Sì, è una bestemmia dire che Dio uccide. Papa Francesco: “la strada della violenza e dell’odio non risolve i problemi dell’umanità e utilizzare il nome di Dio per giustificare questa strada è una bestemmia”: chiaro, no? Sì, tutto chiaro. Ma da che mondo è mondo, la guerra fa uso di simbologia religiosa, chiama gli animi a qualche forma di guerra santa, offre scenari mistici. Usare la religione per giustificare la guerra non è, purtroppo, una novità. Chiara Canta lo spiega quando riconosce, con tristezza, che le religioni possono ispirare, legittimare, provocare guerre. Michele D’Avino lo richiama quando cita alcuni fatti storici legati alla guerra per motivi religiosi ma mossi, in realtà, da un dio assai più prosaico, il dio-denaro o quello degli interessi geo-politici.

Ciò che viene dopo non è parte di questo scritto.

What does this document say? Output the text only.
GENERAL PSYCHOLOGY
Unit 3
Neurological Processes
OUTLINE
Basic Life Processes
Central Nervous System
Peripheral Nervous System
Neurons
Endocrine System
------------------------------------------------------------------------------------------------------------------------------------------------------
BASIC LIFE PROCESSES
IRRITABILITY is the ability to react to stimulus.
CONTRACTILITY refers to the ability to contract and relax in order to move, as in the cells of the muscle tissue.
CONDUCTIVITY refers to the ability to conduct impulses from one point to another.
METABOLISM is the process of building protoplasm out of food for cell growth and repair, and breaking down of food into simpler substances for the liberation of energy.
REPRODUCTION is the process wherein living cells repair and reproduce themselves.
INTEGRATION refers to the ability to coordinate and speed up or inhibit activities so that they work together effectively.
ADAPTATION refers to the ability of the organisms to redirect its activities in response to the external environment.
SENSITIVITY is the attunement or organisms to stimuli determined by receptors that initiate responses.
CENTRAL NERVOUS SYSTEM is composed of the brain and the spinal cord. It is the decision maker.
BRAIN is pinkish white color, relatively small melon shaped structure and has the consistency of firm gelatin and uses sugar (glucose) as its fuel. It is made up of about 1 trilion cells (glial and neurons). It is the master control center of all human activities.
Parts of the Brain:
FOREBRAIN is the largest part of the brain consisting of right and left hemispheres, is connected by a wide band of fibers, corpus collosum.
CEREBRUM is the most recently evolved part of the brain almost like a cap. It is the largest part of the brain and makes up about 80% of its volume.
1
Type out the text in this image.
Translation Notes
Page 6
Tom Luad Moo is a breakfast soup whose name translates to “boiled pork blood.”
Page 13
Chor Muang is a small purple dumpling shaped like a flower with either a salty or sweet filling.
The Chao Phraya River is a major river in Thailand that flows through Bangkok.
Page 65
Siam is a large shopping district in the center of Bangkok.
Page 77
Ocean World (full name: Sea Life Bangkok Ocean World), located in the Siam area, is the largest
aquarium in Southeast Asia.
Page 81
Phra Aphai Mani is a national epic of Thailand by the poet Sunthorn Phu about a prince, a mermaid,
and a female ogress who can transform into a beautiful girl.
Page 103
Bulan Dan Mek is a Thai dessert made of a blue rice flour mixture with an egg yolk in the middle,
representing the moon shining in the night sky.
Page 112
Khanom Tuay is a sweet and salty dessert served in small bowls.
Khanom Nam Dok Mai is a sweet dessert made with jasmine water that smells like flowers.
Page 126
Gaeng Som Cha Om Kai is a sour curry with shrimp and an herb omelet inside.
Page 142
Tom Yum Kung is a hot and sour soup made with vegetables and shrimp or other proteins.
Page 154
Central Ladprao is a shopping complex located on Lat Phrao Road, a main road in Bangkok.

Fatto sta che ci troviamo di fronte ad una sfida che va oltre la terribile razionalità della guerra intesa come prosecuzione della politica con altri mezzi: qui c’è dell’altro, qui c’è una dimensione religiosa che, se usata in modo scorretto, rischia di dare spessore alla violenza, di darle perfino un’anima. È per questo che abbiamo intitolato così il nostro approfondimento di gennaio, richiamando implicitamente nel titolo il lavoro di James Hillman: la guerra come un dio.

Bisogna stare molto attenti a come costruiamo la contromossa, la controcultura. Certo, ci vuole una particolare attenzione pedagogica, un’educazione, come la definisce nella sua testimonianza Maria Chiara Prodi. Certo, ci vuole la capacità di immaginare un vero e proprio salto di coscienza planetaria, un’inedita pedagogia dell’umanità nascente, come richiama con forza Marco Guzzi. In tutti i casi questo significa che un’educazione alla pace, oggi, necessita un serio ripensamento, se non vuole essere preda di stereotipi. Ma significa anche che un’educazione alla pace non si deve rivolgere solo alla dimensione economica e politica: anche la religione – la dimensione spirituale – contribuisce enormemente al disvelamento di una cultura della pace radicata nel profondo umano che fatica ad emergere, ad essere visto e vissuto.

Proprio per questo ci pareva decisivo sentirsi parte di un’unica comunità spirituale che ripensa la propria educazione alla pace. E allora ecco in questo numero i contributi, sotto forma di intervista, di Adnane Mokrani, islamista, di Yahya Sergio Yahe Pallavicini, Imam di Milano, di Riccardo Segni, Rabbino capo della comunità ebraica romana e di Paolo Naso, giornalista appartenete alla Chiesa Valdese. Al dio della guerra noi rispondiamo col Dio della pace, nella convinzione che – come afferma Papa Francesco nell’Evangelii Gaudium – l’unità sia superiore al conflitto: anche a quello dichiarato con fini religiosi.